Arians believes Abraham's addition could open things up a bit for fellow defensive linemen Darnell Dockett and Calais Campbell.

"That was one of the things that intrigued us about getting him," Arians said. "With the rushers we have, we feel like we can come up with a dynamic group, and when we want to blitz, they're athletic enough to come out into coverage."

Abraham could prove a steal for the Cardinals and a savvy move by new general manager Steve Keim. He was picked up at a relatively low cost and would be an immediate difference maker if he plays like he has the past couple seasons. On top of that, he should be a strong veteran addition to the locker room.

"I think it's a smart move for them bringing in a vet guy like me, getting me for cheap," Abraham joked. "There's some veteran guys here that can help the younger guys. We've been in the league a long time, and we want to win."


On Thursday, Cardinals rookie wide receiver Ryan Swope had to end to his career before it'd even begun due to ongoing issues related to concussions suffered in college and during OTAs.

Arians on Friday addressed Swope's situation for the first time since the spring.

"I feel bad for him because he's a great young man, and I knew how much it meant to him," Arians said. "You could tell it was eating him up as he was here, not being able to participate."

Because of situations like Swope's, Arians said, it's up to coaches and officials to keep making the game safer from head injuries.

"For us, it's our job to get the head out of the game.
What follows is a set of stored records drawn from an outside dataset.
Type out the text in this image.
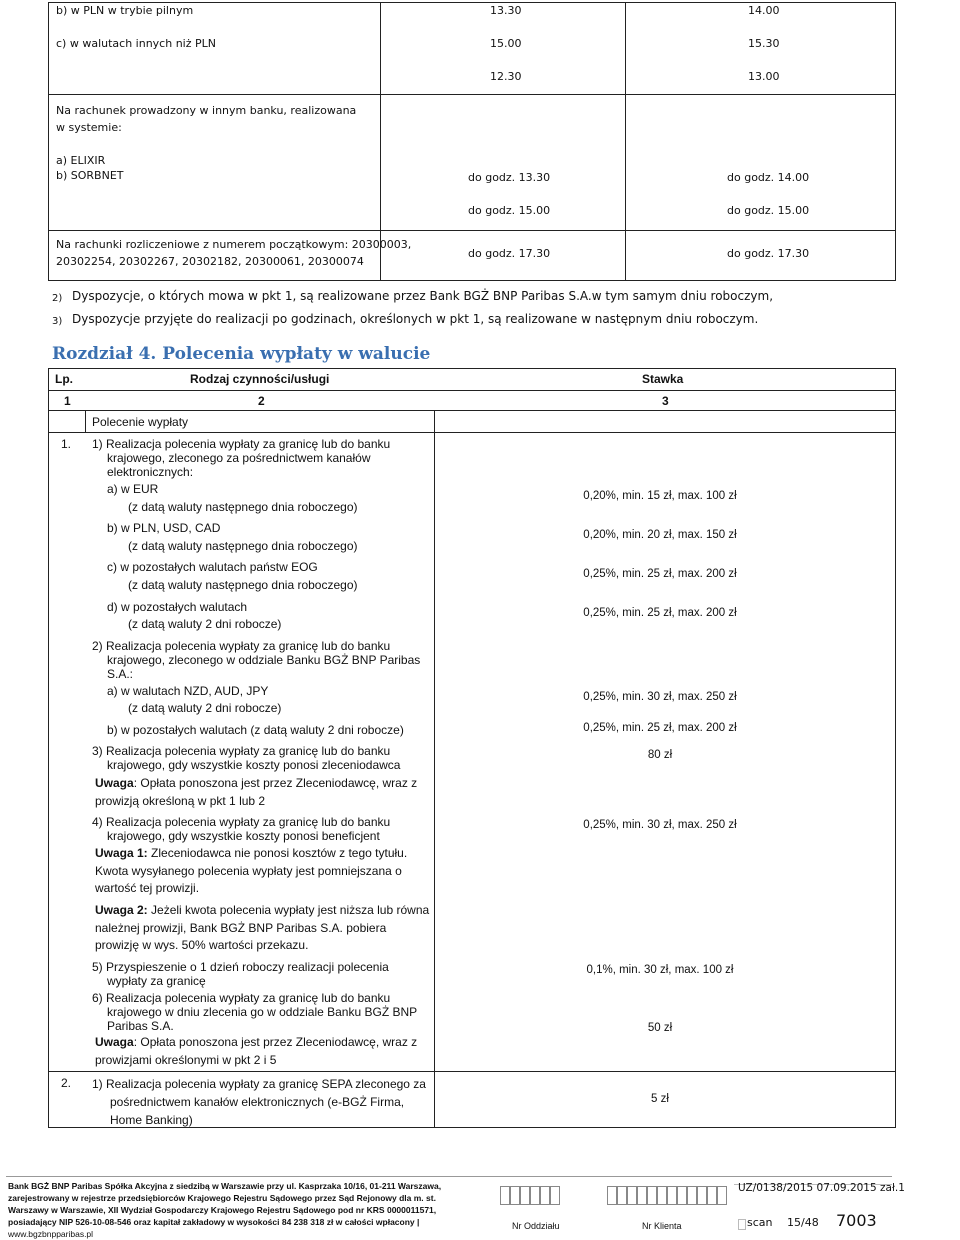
b) w PLN w trybie pilnym	13.30	14.00
c) w walutach innych niż PLN	15.00	15.30
12.30	13.00
Na rachunek prowadzony w innym banku, realizowana
w systemie:
a) ELIXIR
b) SORBNET	do godz. 13.30	do godz. 14.00
do godz. 15.00	do godz. 15.00
Na rachunki rozliczeniowe z numerem początkowym: 20300003,
20302254, 20302267, 20302182, 20300061, 20300074
do godz. 17.30	do godz. 17.30
2) Dyspozycje, o których mowa w pkt 1, są realizowane przez Bank BGŻ BNP Paribas S.A.w tym samym dniu roboczym,
3) Dyspozycje przyjęte do realizacji po godzinach, określonych w pkt 1, są realizowane w następnym dniu roboczym.
Rozdział 4. Polecenia wypłaty w walucie
Lp.	Rodzaj czynności/usługi	Stawka
1	2	3
Polecenie wypłaty
1. 1) Realizacja polecenia wypłaty za granicę lub do banku
krajowego, zleconego za pośrednictwem kanałów
elektronicznych:
a) w EUR
(z datą waluty następnego dnia roboczego)
0,20%, min. 15 zł, max. 100 zł
b) w PLN, USD, CAD
(z datą waluty następnego dnia roboczego)
0,20%, min. 20 zł, max. 150 zł
c) w pozostałych walutach państw EOG
(z datą waluty następnego dnia roboczego)
0,25%, min. 25 zł, max. 200 zł
d) w pozostałych walutach
(z datą waluty 2 dni robocze)
0,25%, min. 25 zł, max. 200 zł
2) Realizacja polecenia wypłaty za granicę lub do banku
krajowego, zleconego w oddziale Banku BGŻ BNP Paribas
S.A.:
a) w walutach NZD, AUD, JPY
(z datą waluty 2 dni robocze)
0,25%, min. 30 zł, max. 250 zł
b) w pozostałych walutach (z datą waluty 2 dni robocze)	0,25%, min. 25 zł, max. 200 zł
3) Realizacja polecenia wypłaty za granicę lub do banku
krajowego, gdy wszystkie koszty ponosi zleceniodawca
80 zł
Uwaga: Opłata ponoszona jest przez Zleceniodawcę, wraz z
prowizją określoną w pkt 1 lub 2
4) Realizacja polecenia wypłaty za granicę lub do banku
krajowego, gdy wszystkie koszty ponosi beneficjent
0,25%, min. 30 zł, max. 250 zł
Uwaga 1: Zleceniodawca nie ponosi kosztów z tego tytułu.
Kwota wysyłanego polecenia wypłaty jest pomniejszana o
wartość tej prowizji.
Uwaga 2: Jeżeli kwota polecenia wypłaty jest niższa lub równa
należnej prowizji, Bank BGŻ BNP Paribas S.A. pobiera
prowizję w wys. 50% wartości przekazu.
5) Przyspieszenie o 1 dzień roboczy realizacji polecenia
wypłaty za granicę
0,1%, min. 30 zł, max. 100 zł
6) Realizacja polecenia wypłaty za granicę lub do banku
krajowego w dniu zlecenia go w oddziale Banku BGŻ BNP
Paribas S.A.	50 zł
Uwaga: Opłata ponoszona jest przez Zleceniodawcę, wraz z
prowizjami określonymi w pkt 2 i 5
2. 1) Realizacja polecenia wypłaty za granicę SEPA zleconego za
pośrednictwem kanałów elektronicznych (e-BGŻ Firma,
Home Banking)
5 zł
Bank BGŻ BNP Paribas Spółka Akcyjna z siedzibą w Warszawie przy ul. Kasprzaka 10/16, 01-211 Warszawa,
zarejestrowany w rejestrze przedsiębiorców Krajowego Rejestru Sądowego przez Sąd Rejonowy dla m. st.
Warszawy w Warszawie, XII Wydział Gospodarczy Krajowego Rejestru Sądowego pod nr KRS 0000011571,
posiadający NIP 526-10-08-546 oraz kapitał zakładowy w wysokości 84 238 318 zł w całości wpłacony |
www.bgzbnpparibas.pl
Nr Oddziału	Nr Klienta
UZ/0138/2015 07.09.2015 zał.1
scan 15/48 7003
The head was not in the game when I played. ... The head became a missile in the late '80s, and we have to get it out."


-- Defensive end Frostee Rucker is the only active player not yet participating due to a "slight calf strain," but Arians said Rucker will be able to participate when the team starts practicing in pads on Sunday.

-- The Cardinals plan to hold three outdoor practices to face the elements a bit. The exact dates have not been announced, but the practices will be held at the team's facility in Tempe.